Camera di Consiglio

CAPPATO E WELBY ASSOLTI, MA LA QUESTIONE FINE VITA RESTA APERTA – Con un’altra importante sentenza che affronta l’annoso tema del “fine vita” e della libertà di autodeterminarsi, Marco Cappato e Mina Welby, rispettivamente tesoriere e direttore dell’Associazione Luca Coscioni, sono stati assolti perché “il fatto non sussiste” per aver accompagnato in Svizzera Davide Trentini, malato di sclerosi multipla, che aveva deciso di porre fine alla propria esistenza.

Marco Trentini veniva a mancare il 13 aprile 2017; Welby e Cappato, il giorno dopo, si erano autodenunciati per l’accaduto quali rappresentanti dell’Associazione Luca Coscioni, che sostiene l’affermazione delle libertà civili e i diritti umani. Cappato e Mina Welby hanno raccolto l’eredità di Marco Pannella e Piergiorgio Welby.

L’Associazione ed i suoi scopi sono ben noti, e non è la prima volta che vengono ottenuti risultati importanti. Celeberrimo è il caso analogo di Dj Fabo, in cui i due erano finiti sotto processo sempre per la violazione dell’art. 580 del codice penale, che punisce l’aiuto o l’istigazione al suicidio, ed anche in quella sede assolti perché “il fatto non sussiste”.

La vicenda era giunta fino alla Corte Costituzionale che ha riconosciuto la libertà del malato di porre fine alla vita, quando sia l’unico rimedio possibile per porre fine alle proprie sofferenze e, ovviamente, sia capace di intendere e di volere comprendendo il gesto. Tuttavia, nella sua decisione, la Consulta ha posto in evidenza di non potersi sostituire al Legislatore: è quest’ultimo, infatti, che dovrebbe regolamentare l’esercizio di un diritto soprattutto alla luce delle nuove ed importanti questioni che si pongono, qual è il caso del fine vita.

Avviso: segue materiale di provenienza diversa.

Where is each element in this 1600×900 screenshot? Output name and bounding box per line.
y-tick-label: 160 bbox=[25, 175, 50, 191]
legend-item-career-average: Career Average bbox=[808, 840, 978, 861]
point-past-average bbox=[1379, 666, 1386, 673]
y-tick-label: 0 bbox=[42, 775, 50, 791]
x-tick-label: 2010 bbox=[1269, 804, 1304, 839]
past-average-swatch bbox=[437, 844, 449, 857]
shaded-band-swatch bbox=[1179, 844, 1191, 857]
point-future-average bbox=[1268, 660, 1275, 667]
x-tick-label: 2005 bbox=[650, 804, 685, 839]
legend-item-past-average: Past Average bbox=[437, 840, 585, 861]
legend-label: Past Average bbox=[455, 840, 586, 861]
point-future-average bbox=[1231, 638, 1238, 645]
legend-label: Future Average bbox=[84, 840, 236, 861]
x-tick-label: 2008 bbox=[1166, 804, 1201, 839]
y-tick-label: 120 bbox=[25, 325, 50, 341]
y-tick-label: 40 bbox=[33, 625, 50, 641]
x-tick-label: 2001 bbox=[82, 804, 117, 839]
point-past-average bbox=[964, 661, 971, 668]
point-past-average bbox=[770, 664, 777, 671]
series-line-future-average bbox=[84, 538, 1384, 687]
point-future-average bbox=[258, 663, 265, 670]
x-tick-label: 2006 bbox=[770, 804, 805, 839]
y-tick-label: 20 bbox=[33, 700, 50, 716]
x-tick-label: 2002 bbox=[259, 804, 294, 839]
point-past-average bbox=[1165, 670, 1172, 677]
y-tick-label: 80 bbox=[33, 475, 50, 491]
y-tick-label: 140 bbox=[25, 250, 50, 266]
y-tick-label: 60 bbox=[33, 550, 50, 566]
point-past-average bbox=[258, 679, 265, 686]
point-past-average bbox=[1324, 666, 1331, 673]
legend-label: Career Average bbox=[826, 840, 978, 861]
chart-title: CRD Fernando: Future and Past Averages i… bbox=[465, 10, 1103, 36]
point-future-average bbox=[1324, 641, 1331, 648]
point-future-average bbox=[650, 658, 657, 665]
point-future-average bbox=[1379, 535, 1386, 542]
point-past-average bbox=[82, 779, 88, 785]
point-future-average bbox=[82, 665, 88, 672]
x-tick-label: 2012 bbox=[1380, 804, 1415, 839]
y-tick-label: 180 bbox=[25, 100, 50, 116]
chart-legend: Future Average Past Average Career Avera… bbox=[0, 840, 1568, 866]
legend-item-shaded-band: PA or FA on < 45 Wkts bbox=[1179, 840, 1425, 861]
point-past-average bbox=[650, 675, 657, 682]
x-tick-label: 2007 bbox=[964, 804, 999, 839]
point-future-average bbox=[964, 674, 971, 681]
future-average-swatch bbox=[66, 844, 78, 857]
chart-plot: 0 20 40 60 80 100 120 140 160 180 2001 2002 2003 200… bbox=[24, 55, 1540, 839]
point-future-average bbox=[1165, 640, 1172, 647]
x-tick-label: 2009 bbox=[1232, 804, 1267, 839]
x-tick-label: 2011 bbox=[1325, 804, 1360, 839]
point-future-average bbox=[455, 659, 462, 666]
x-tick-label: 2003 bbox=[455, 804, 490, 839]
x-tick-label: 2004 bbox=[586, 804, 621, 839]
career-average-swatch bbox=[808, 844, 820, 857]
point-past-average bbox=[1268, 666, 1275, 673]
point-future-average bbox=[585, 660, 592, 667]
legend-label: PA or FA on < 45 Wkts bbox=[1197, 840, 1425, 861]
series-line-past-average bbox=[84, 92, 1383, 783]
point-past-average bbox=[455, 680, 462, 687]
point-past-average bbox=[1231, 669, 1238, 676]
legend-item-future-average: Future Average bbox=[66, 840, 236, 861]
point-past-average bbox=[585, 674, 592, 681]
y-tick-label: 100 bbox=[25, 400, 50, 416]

E’ stato a seguito del caso di Dj Fabo che è nata la Legge sul testamento biologico; tuttavia l’aiuto al suicidio è tutt’ora previsto come reato anche se, di fatto, la condotta di chi aiuta un malato impossibilitato a porre fine alla propria vita non è più considerata aberrante dalla società odierna.

In tal senso, proprio nel merito del caso Trentini è opportuno citare integralmente le conclusioni del Pubblico Ministero: “Chiedo la condanna ma con tutte le attenuanti generiche e ai minimi di legge. Il reato di aiuto al suicidio sussiste, ma credo ai loro nobili intenti. È stato compiuto un atto nell’interesse di Davide Trentini, a cui mancano i presupposti che lo rendano lecito. Colpevoli sì ma meritevoli di alcune attenuanti che in coscienza non mi sento di negare”.

Ila risposta del Tribunale è stata l’assoluzione ma già, forse, l’organo dell’accusa aveva dubbi nell’avanzare le sue richieste. A questo punto, più che mai, manca l’intervento del Legislatore per regolamentare un tema così delicato e sentito, come è stato fatto da molti Paesi Europei, evitando così trasferimenti in Svizzera ed anni di processi, mentre le richieste di aiuto all’Associazione Luca Coscioni sono in continuo aumento.